1975 entwickelte Bill Gates mit Paul Allen ein Programm für den Altair 8800. Mit dem Hersteller des Computers schlossen die beiden einen Vertrag ab und verdienten nun mit ihrer Software an jedem verkauften Rechner.

Der Vertrag enthielt eine Klausel nach der bei 2500$ Umsatz im Monat ein telefonischer Kundendienst mit einer Person eingerichtet werden musste. Hierdurch konnte Gates sein Studium an der Harvard University nicht fortsetzen.

Im ersten Monat teilten sich Gates und Allen einen Gewinn von 1.516 Dollar.

Die Weiterentwicklung des Altair BASIC 3.0 gestaltete sich schwierig und die Entwicklungskosten beliefen sich auf ca. 40.000$.

Darüberhinaus entwickelte das junge Unternehmen andere verwandte Programme, die sich auf den damaligen Heimcomputern verbreiteten.

1980 versuchte Microsoft mit XENIX ein Betriebssystem einzuführen, welches aber aufgrund des großen Ressourcenhungers des Systems wenig erfolgreich war.

Durchbruch

Der Durchbruch begann mit der Kooperation mit IBM. IBM benötigte schnell ein Betriebssystem für ihren IBM-PC und ging mit ihrer Anfrage zu Microsoft. Gates und Allen schlossen mit IBM einen Vertrag über 186.000 $ für ein Betriebssystem ab. Hiermit wurde der Grundstein für Microsofts Erfolg gelegt.
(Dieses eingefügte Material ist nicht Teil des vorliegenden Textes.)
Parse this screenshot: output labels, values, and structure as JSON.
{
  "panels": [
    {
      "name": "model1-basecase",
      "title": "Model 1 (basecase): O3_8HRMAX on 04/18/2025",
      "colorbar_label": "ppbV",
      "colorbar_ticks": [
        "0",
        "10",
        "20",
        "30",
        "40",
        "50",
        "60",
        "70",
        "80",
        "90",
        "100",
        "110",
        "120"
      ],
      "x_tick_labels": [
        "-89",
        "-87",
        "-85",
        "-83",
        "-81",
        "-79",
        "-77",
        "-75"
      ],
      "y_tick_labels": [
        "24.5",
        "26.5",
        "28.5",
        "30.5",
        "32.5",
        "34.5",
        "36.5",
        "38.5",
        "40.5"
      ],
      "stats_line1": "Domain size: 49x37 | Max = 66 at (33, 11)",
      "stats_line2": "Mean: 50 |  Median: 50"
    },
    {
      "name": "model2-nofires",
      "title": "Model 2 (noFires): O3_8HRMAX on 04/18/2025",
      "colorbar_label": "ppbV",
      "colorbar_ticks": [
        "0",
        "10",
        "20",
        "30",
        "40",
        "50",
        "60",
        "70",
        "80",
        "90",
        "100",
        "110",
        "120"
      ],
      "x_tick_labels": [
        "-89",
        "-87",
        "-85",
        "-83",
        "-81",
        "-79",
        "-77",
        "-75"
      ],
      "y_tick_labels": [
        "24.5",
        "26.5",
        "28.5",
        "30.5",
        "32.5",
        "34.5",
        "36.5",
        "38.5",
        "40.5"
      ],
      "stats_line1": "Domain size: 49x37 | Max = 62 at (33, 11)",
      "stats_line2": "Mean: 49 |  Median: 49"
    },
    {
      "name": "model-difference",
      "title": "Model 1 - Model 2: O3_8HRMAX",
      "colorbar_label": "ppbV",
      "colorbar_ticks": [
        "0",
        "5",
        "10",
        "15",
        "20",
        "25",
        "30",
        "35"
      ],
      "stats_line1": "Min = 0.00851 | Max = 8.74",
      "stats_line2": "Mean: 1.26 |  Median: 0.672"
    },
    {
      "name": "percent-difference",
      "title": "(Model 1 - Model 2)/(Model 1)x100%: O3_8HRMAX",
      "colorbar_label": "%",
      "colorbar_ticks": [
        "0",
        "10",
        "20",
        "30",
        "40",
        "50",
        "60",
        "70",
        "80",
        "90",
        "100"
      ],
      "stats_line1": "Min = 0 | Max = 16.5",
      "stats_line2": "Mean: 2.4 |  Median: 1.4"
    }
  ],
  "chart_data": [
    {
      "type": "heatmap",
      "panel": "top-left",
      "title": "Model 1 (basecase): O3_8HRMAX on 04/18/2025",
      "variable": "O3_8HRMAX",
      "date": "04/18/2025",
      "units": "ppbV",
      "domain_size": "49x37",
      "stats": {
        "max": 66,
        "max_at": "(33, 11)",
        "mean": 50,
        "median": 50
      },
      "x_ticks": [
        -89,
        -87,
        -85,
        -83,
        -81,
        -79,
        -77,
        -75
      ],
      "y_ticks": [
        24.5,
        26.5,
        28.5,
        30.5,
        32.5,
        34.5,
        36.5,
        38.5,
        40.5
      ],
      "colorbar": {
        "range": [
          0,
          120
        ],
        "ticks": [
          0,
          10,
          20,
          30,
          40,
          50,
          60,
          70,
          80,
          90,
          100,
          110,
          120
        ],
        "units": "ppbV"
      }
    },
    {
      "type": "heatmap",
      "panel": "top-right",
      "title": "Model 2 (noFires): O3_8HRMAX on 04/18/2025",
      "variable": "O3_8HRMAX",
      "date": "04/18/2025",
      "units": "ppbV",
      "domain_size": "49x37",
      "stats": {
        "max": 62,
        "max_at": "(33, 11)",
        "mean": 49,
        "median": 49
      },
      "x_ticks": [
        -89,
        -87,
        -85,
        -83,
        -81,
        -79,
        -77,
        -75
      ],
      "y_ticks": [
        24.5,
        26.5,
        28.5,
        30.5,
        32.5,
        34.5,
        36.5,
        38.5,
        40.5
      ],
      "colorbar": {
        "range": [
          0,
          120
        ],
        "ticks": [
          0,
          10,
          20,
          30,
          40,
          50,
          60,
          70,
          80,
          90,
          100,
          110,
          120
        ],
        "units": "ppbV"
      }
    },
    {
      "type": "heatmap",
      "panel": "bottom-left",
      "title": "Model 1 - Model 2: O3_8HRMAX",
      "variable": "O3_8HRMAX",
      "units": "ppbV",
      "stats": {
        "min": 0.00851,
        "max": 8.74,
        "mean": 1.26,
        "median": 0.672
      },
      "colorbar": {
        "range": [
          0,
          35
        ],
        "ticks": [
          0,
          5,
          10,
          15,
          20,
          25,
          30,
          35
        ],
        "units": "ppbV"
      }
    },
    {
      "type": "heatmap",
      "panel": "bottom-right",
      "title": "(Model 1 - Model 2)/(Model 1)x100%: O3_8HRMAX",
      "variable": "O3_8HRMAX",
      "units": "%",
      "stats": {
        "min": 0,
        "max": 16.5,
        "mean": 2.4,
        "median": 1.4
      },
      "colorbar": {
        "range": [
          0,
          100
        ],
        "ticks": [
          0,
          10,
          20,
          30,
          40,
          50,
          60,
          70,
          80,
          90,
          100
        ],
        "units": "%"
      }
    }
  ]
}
Nur wenige Tage später kaufte Microsoft für 50.000 $ das Betriebssystem 86-DOS von einem anderen Unternehmen. Bill Gates, Paul Allen und Tim Paterson, den sie mit dem Kauf gleich mit einkauften, führten eine Reihe von Modifikationen durch. Schließlich lieferten sie das Programm unter MS-DOS an IBM aus.

Die Qualität von MS-DOS war sehr schlecht, aber dennoch wurde der PC von IBM ein großer Erfolg.

Aufgrund einer schweren Erkrankung verließ Paul Allen 1983 Microsoft, blieb aber neben Bill Gates Hauptaktionär. Das Unternehmen wuchs in den folgenden Jahren rasant.